Hence, the ideal Humphrey cycle consists of 4 processes:

1. Reversible, adiabatic (isentropic) compression of the incoming gas. During this step incoming gas is compressed, usually by turbomachinery. Stagnation pressure and temperature increase because of the work done on the gas by the compressor. Entropy is unchanged. Static pressure and density of the gas increase.
2. Constant-volume heat addition. In this step, heat is added while the gas is kept at constant volume. In most cases, Humphrey-cycle engines are considered open cycles (meaning that air flows through continuously) which makes it difficult to have a "constant volume" during the addition of heat. Hence, instead of the flame front moving subsonically (deflagration, which is what takes place in Brayton cycle (constant pressure heat addition) engines), the combustion mode is detonative (meaning the flame travels faster than the local speed of sound). In being detonative, the heat addition happens only for a small sector volume of premixture (in a combustor annulus) at a constant volume, while the remaining sections refill the chamber with fresh incoming premixture. This method allows for continuous flow in the system while at the same time achieving the pseudo constant volume requirement for the heat addition process.
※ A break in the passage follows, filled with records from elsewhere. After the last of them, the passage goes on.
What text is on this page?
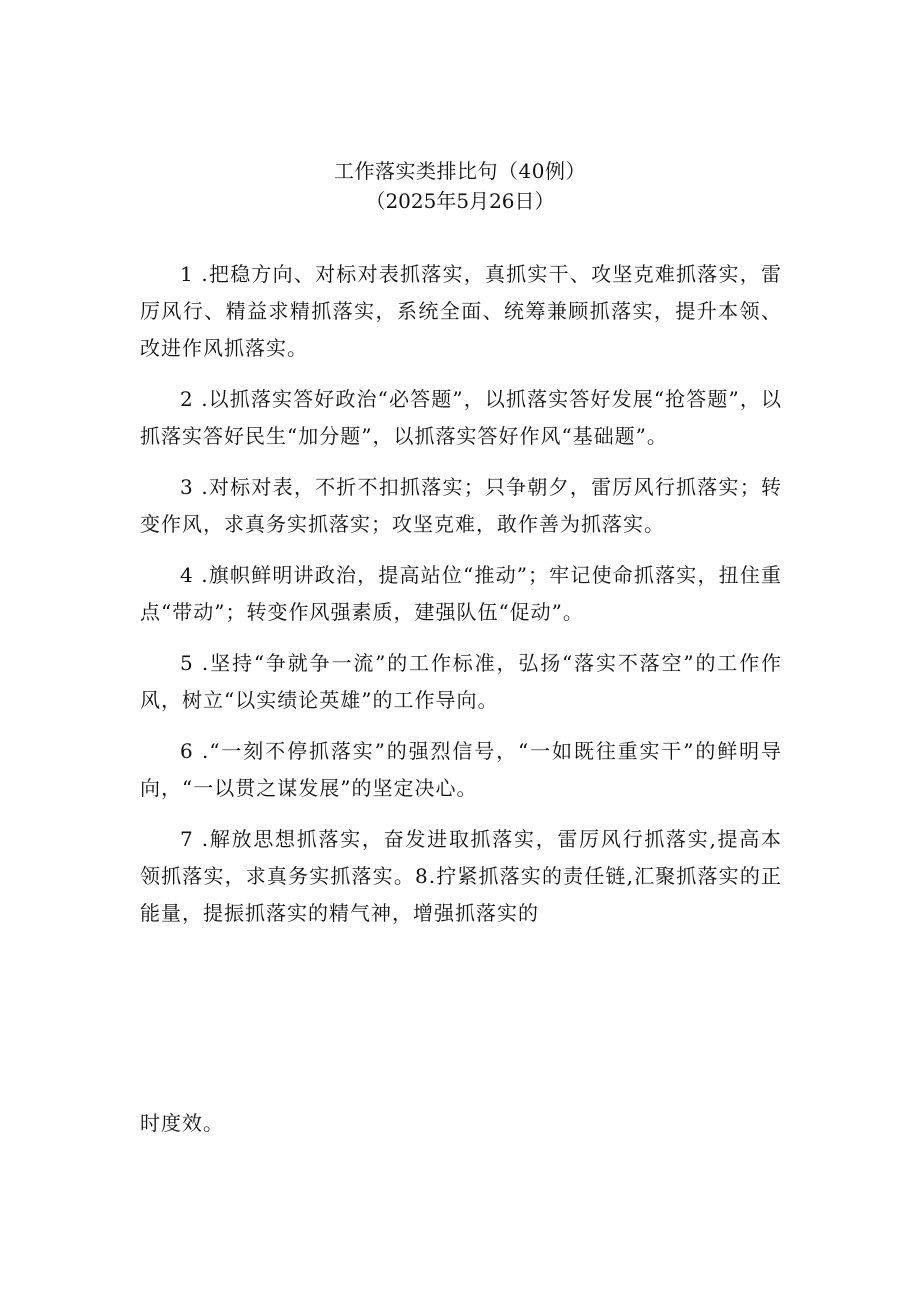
工作落实类排比句（40例）

（2025年5月26日）

1 .把稳方向、对标对表抓落实，真抓实干、攻坚克难抓落实，雷厉风行、精益求精抓落实，系统全面、统筹兼顾抓落实，提升本领、改进作风抓落实。

2 .以抓落实答好政治“必答题”，以抓落实答好发展“抢答题”，以抓落实答好民生“加分题”，以抓落实答好作风“基础题”。

3 .对标对表，不折不扣抓落实；只争朝夕，雷厉风行抓落实；转变作风，求真务实抓落实；攻坚克难，敢作善为抓落实。

4 .旗帜鲜明讲政治，提高站位“推动”；牢记使命抓落实，扭住重点“带动”；转变作风强素质，建强队伍“促动”。

5 .坚持“争就争一流”的工作标准，弘扬“落实不落空”的工作作风，树立“以实绩论英雄”的工作导向。

6 .“一刻不停抓落实”的强烈信号，“一如既往重实干”的鲜明导向，“一以贯之谋发展”的坚定决心。

7 .解放思想抓落实，奋发进取抓落实，雷厉风行抓落实,提高本领抓落实，求真务实抓落实。8.拧紧抓落实的责任链,汇聚抓落实的正能量，提振抓落实的精气神，增强抓落实的

时度效。
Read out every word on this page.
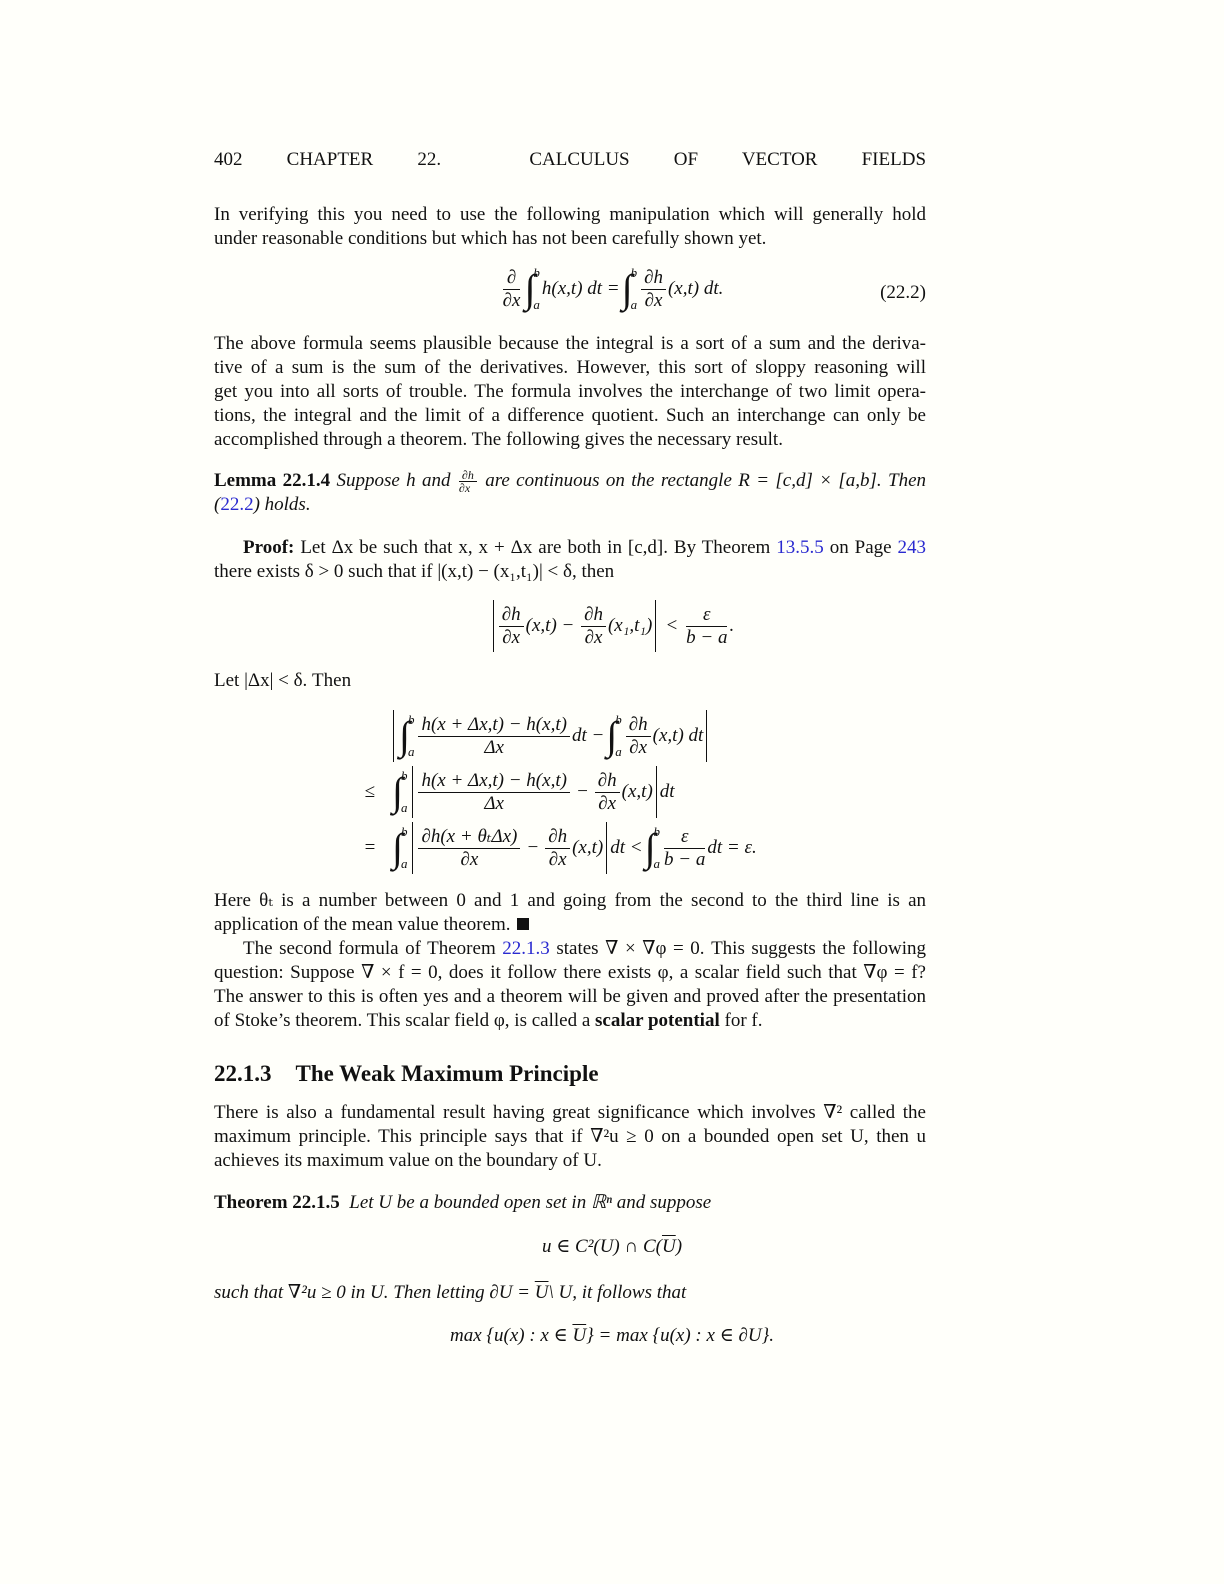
402 CHAPTER 22.  CALCULUS OF VECTOR FIELDS
In verifying this you need to use the following manipulation which will generally hold
under reasonable conditions but which has not been carefully shown yet.
$\frac{\partial}{\partial x}$ ∫
b
a
h(x,t) dt = ∫
b
a $\frac{\partial h}{\partial x} (x,t)$ dt.	(22.2)
The above formula seems plausible because the integral is a sort of a sum and the deriva-
tive of a sum is the sum of the derivatives. However, this sort of sloppy reasoning will
get you into all sorts of trouble. The formula involves the interchange of two limit opera-
tions, the integral and the limit of a difference quotient. Such an interchange can only be
accomplished through a theorem. The following gives the necessary result.
Lemma 22.1.4 Suppose h and $\frac{\partial h}{\partial x}$ are continuous on the rectangle R = [c,d] × [a,b]. Then
(22.2) holds.
Proof: Let Δx be such that x, x + Δx are both in [c,d]. By Theorem 13.5.5 on Page 243
there exists δ > 0 such that if |(x,t) − (x₁,t₁)| < δ, then
$\frac{\partial h}{\partial x} (x,t)$ −
$\frac{\partial h}{\partial x} (x_1,t_1) < \frac{\varepsilon}{b - a}$ .
Let |Δx| < δ. Then
∫
b
a $\frac{h(x + \Delta x,t) - h(x,t)}{\Delta x}$ dt − ∫
b
a $\frac{\partial h}{\partial x} (x,t)$
dt
≤ ∫
b
a $\frac{h(x + \Delta x,t) - h(x,t)}{\Delta x} - \frac{\partial h}{\partial x} (x,t)$ dt
= ∫
b
a $\frac{\text{∂h(x + θₜΔx)}}{\partial x} - \frac{\partial h}{\partial x} (x,t)$ dt < ∫
b
a $\frac{\varepsilon}{b - a}$ dt = ε.
Here θₜ is a number between 0 and 1 and going from the second to the third line is an
application of the mean value theorem.
The second formula of Theorem 22.1.3 states ∇ × ∇φ = 0. This suggests the following
question: Suppose ∇ × f = 0, does it follow there exists φ, a scalar field such that ∇φ = f?
The answer to this is often yes and a theorem will be given and proved after the presentation
of Stoke’s theorem. This scalar field φ, is called a scalar potential for f.
22.1.3 The Weak Maximum Principle
There is also a fundamental result having great significance which involves ∇² called the
maximum principle. This principle says that if ∇²u ≥ 0 on a bounded open set U, then u
achieves its maximum value on the boundary of U.
Theorem 22.1.5 Let U be a bounded open set in ℝⁿ and suppose
u ∈ C²(U) ∩ $C(\overline{U})$
such that ∇²u ≥ 0 in U. Then letting $\partial U = \overline{U}\backslash$ U, it follows that
max {u(x) : x ∈ $\overline{U}\} = \max \{u(x)$ : x ∈ ∂U}.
3. Reversible, adiabatic (isentropic) expansion of the gas. During this step incoming gas is expanded, usually by turbomachinery. Stagnation pressure and temperature decrease because of the work extracted from the gas by the turbine. Entropy is unchanged. Static pressure and density of the gas decrease.
4. Constant-pressure heat rejection. In this step, heat is removed from the working fluid while the fluid remains at constant pressure. In open-cycle engines this process usually represents expulsion of the gas from the engine, where it quickly equalizes to ambient pressure and slowly loses heat to the atmosphere, which is considered to be an infinitely large reservoir for heat storage, with constant pressure and temperature.